Amazon Employees for Climate Justice, the group that led the 2019 walkout and co-organized today’s protest, says the company is guilty of greenwashing. “I feel like I have a responsibility and a certain power as a worker of this large company where I can make a difference and make Amazon the more progressive and forward-thinking company I want to work for,” says a Seattle-based employee who is joining the walkout today.

The NewClimate Institute, a climate policy nonprofit that assesses corporate climate pledges, gave Amazon a poor rating earlier this year and says that its strategy appears to rely heavily on buying carbon credits. Reena Skribbe, a climate policy analyst at NewClimate says those are questionable, especially the forestry credits Amazon plans to focus its strategy on, which are vulnerable to disturbances, such as forest fires and erosion.

“Emission reductions and carbon offsets cannot be treated as substitutes, thus any net-zero target that is not backed up by a commitment to deep decarbonization is misleading,” Skribbe says. A 2022 investigation from Reveal found that Amazon significantly undercounts its carbon emissions, only including products sold under Amazon brands, which account for a sliver of the products sold on its platform. 
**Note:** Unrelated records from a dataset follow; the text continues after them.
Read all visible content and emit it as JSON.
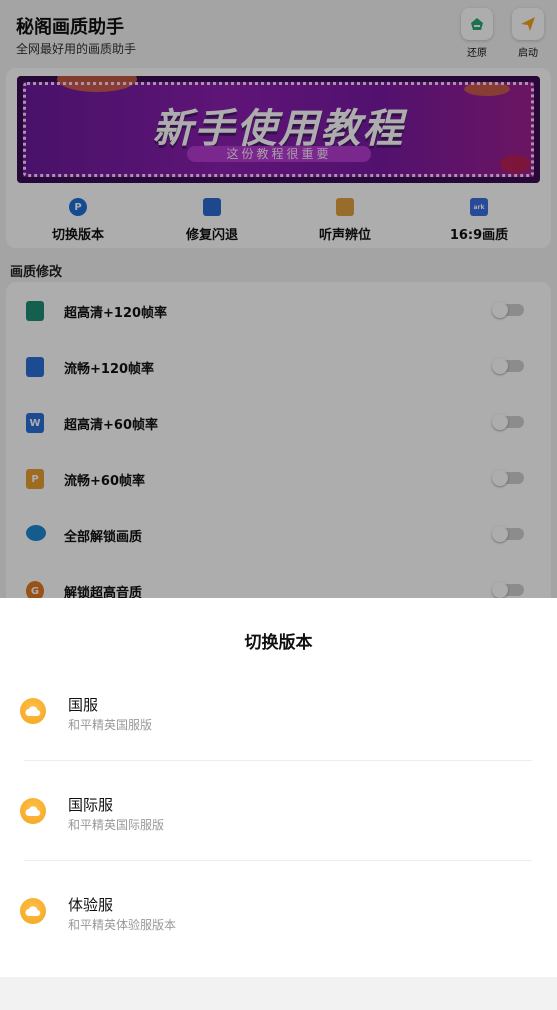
{
  "header": {
    "title": "秘阁画质助手",
    "subtitle": "全网最好用的画质助手",
    "restore_label": "还原",
    "launch_label": "启动"
  },
  "banner": {
    "title": "新手使用教程",
    "subtitle": "这份教程很重要"
  },
  "quick_actions": [
    {
      "label": "切换版本",
      "icon": "p-circle-icon",
      "color": "#1e6fd9"
    },
    {
      "label": "修复闪退",
      "icon": "box-icon",
      "color": "#2d6ad0"
    },
    {
      "label": "听声辨位",
      "icon": "book-icon",
      "color": "#e0a040"
    },
    {
      "label": "16:9画质",
      "icon": "aspect-icon",
      "color": "#3a6fe0"
    }
  ],
  "section_title": "画质修改",
  "settings": [
    {
      "label": "超高清+120帧率",
      "icon": "sheet-icon",
      "color": "#1f8c74",
      "on": false
    },
    {
      "label": "流畅+120帧率",
      "icon": "doc-stack-icon",
      "color": "#2a6fd8",
      "on": false
    },
    {
      "label": "超高清+60帧率",
      "icon": "word-doc-icon",
      "color": "#2a6fd8",
      "on": false
    },
    {
      "label": "流畅+60帧率",
      "icon": "ppt-doc-icon",
      "color": "#e8a030",
      "on": false
    },
    {
      "label": "全部解锁画质",
      "icon": "cloud-drive-icon",
      "color": "#1e88d0",
      "on": false
    },
    {
      "label": "解锁超高音质",
      "icon": "music-icon",
      "color": "#e07a20",
      "on": false
    }
  ],
  "sheet": {
    "title": "切换版本",
    "options": [
      {
        "title": "国服",
        "subtitle": "和平精英国服版"
      },
      {
        "title": "国际服",
        "subtitle": "和平精英国际服版"
      },
      {
        "title": "体验服",
        "subtitle": "和平精英体验服版本"
      }
    ]
  }
}
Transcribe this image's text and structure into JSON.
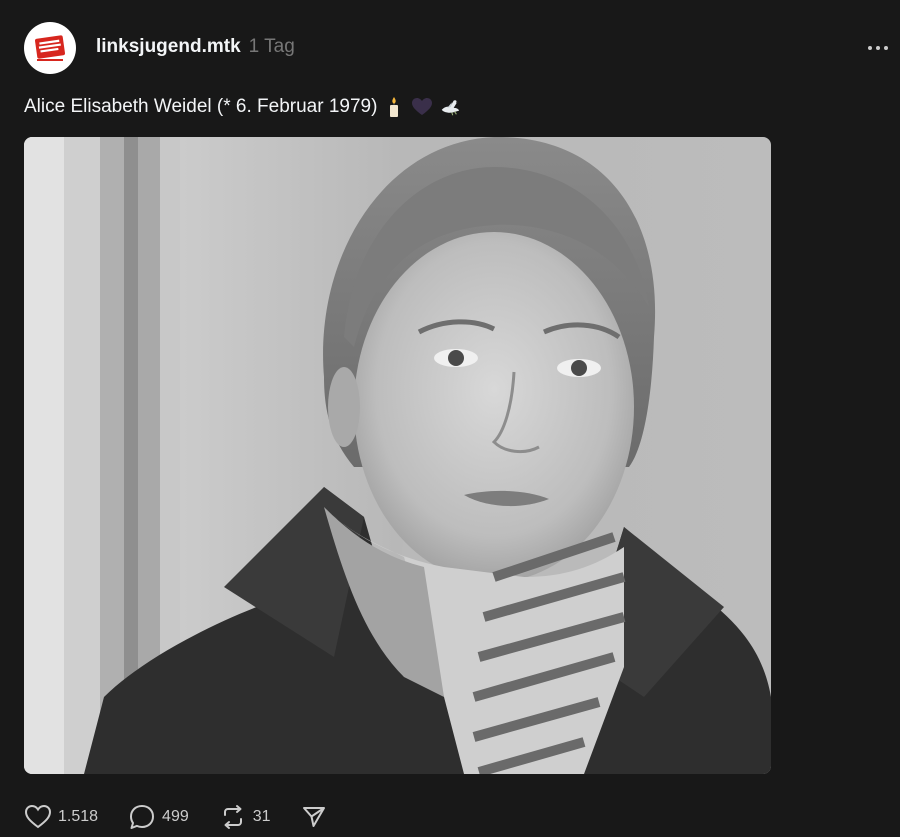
{
  "post": {
    "username": "linksjugend.mtk",
    "timestamp": "1 Tag",
    "avatar_logo_text": "links jugend [solid]",
    "caption_text": "Alice Elisabeth Weidel (* 6. Februar 1979)",
    "caption_emojis": [
      "candle-icon",
      "black-heart-icon",
      "dove-icon"
    ],
    "image_icon": "portrait-photo"
  },
  "actions": {
    "likes": "1.518",
    "comments": "499",
    "reposts": "31",
    "like_icon": "heart-icon",
    "comment_icon": "comment-bubble-icon",
    "repost_icon": "repost-icon",
    "share_icon": "send-icon"
  },
  "colors": {
    "background": "#181818",
    "text_primary": "#f3f5f7",
    "text_secondary": "#777777",
    "avatar_red": "#d7261e"
  }
}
Glasser calls the story misleading because companies that operate their own retail businesses on Amazon’s platform do their own carbon accounting, although competitors such as Walmart include both third-party brands and sellers in their emissions reporting. He did not explain why Amazon does not track emissions for products from other brands that it stocks and sells directly. All told, the company’s behavior “does not signal to consumers or shareholders that Amazon takes the urgency of the climate crisis seriously,” Skribbe says.

The Los Angeles-based Amazon employee walking out today turned to a management slogan from Amazon founder Jeff Bezos to sum up the situation. “I think by not having a plan to move forward, we’re just naturally moving backward,” he says. “That’s something we talk a lot about Amazon: day two thinking. Once you stop innovating and stop imagining a better future, you’re already on the decline.”

Updated 5-31-2023, 7:10 pm EDT: This article was updated with additional comment from an Amazon spokesperson.